Font (present location), Glebe, Co. Wicklow
Co. Wicklow |
Religious Objects
Sitting at the east end of the Church of Ireland in Wicklow town is a small stone font whose precise origins nobody can say for certain.
It is tub-shaped, carved from slaty limestone, and measures roughly 42 centimetres high by 56 centimetres wide, which gives it an almost squat, solid presence. The decoration is careful and considered: the upper edge of the front face carries cushion capitals, a rounded architectural detail borrowed from Romanesque stonework, and these give the top of the font an unexpectedly square appearance. Below them, the front face is worked into triangular panels that alternate between low and high relief, framed by raised mouldings. The sides and back carry sloping diamond patterns in low relief, and a raised band runs around the lower edge above a central drainage hole. The rim and the left front of the bowl are damaged, which is perhaps the only outward sign of the centuries this object has travelled.
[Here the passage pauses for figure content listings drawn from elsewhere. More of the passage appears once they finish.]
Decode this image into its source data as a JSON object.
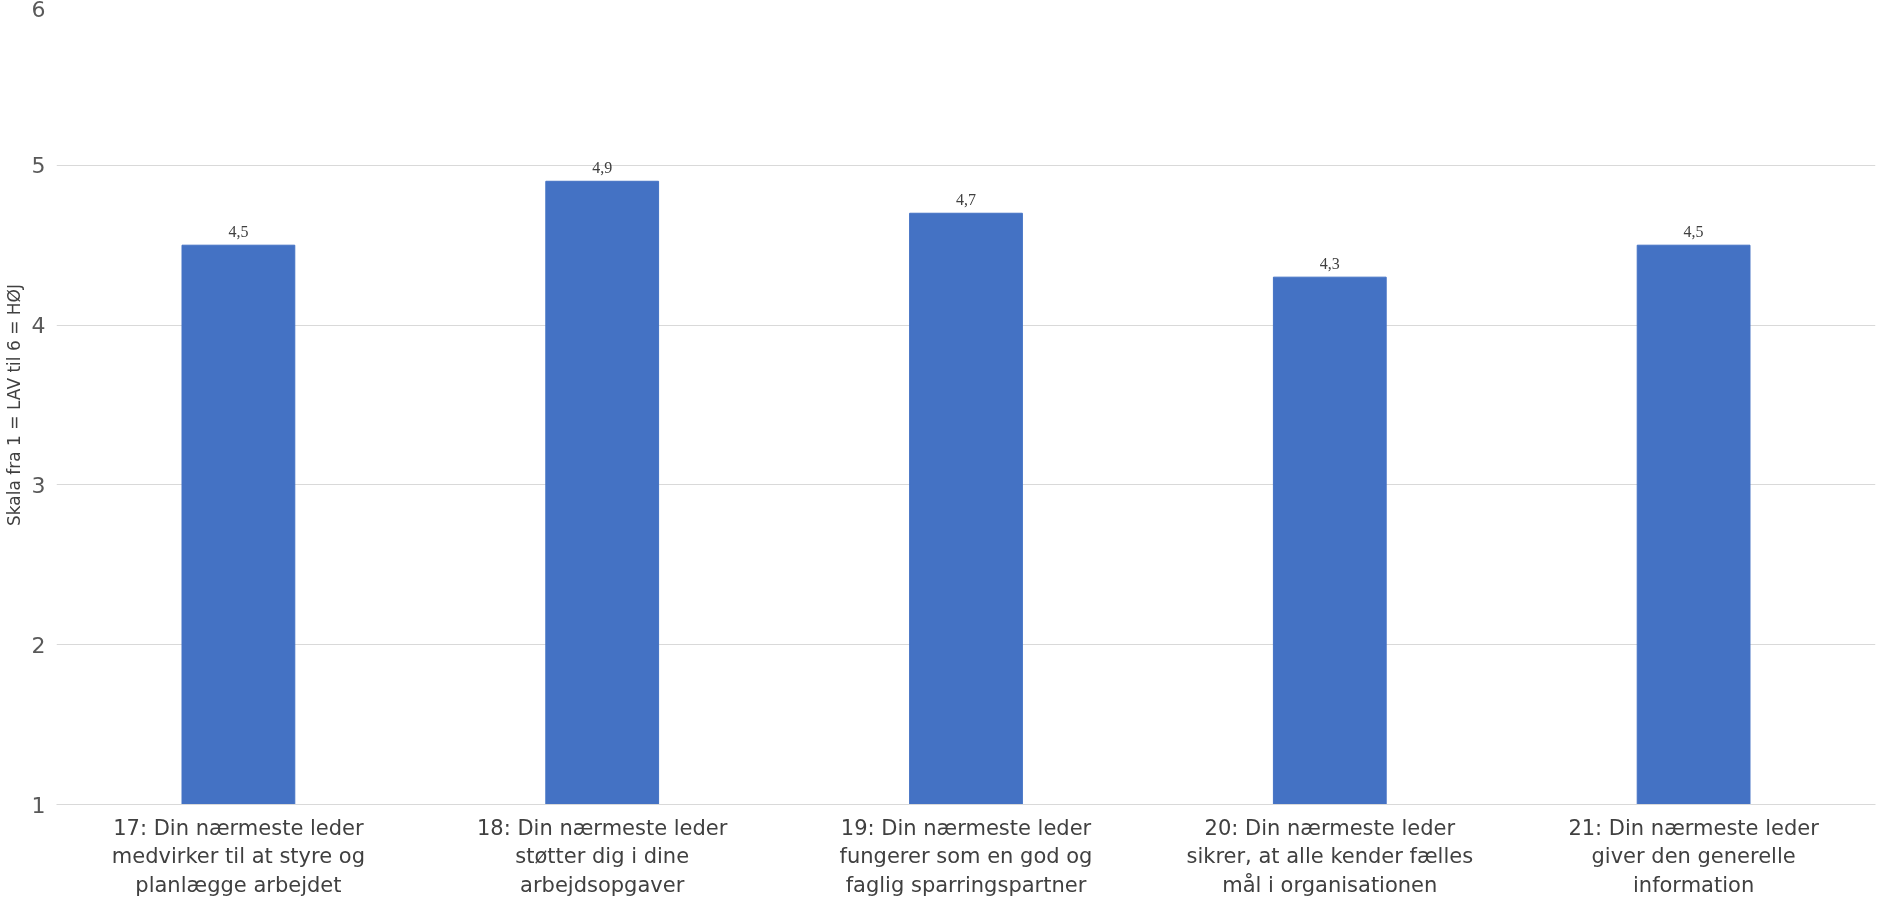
{
  "chart_data": {
    "type": "bar",
    "ylabel": "Skala fra 1 = LAV til 6 = HØJ",
    "categories": [
      "17: Din nærmeste leder\nmedvirker til at styre og\nplanlægge arbejdet",
      "18: Din nærmeste leder\nstøtter dig i dine\narbejdsopgaver",
      "19: Din nærmeste leder\nfungerer som en god og\nfaglig sparringspartner",
      "20: Din nærmeste leder\nsikrer, at alle kender fælles\nmål i organisationen",
      "21: Din nærmeste leder\ngiver den generelle\ninformation"
    ],
    "values": [
      4.5,
      4.9,
      4.7,
      4.3,
      4.5
    ],
    "value_labels": [
      "4,5",
      "4,9",
      "4,7",
      "4,3",
      "4,5"
    ],
    "color": "#4472c4",
    "ylim": [
      1,
      6
    ],
    "yticks": [
      1,
      2,
      3,
      4,
      5,
      6
    ],
    "grid": "y"
  }
}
The font is classified as early Norman or Romanesque in style, placing its likely origin somewhere in the twelfth or early thirteenth century, the period when the Normans were establishing themselves in Leinster and reshaping its ecclesiastical landscape. Where exactly it was made, and for which church, is not settled. One suggestion is that it was brought from a medieval church at nearby Glebe. A more probable explanation, put forward by archaeologist Chris Corlett, is that it came from a medieval church lying directly beneath the footprint of the present Church of Ireland building, a common situation in Irish towns where successive layers of Christian worship occupy the same ground. If that is correct, the font never really left its original parish at all; it simply outlasted the building that was raised around it and was set down in the grounds of its successor.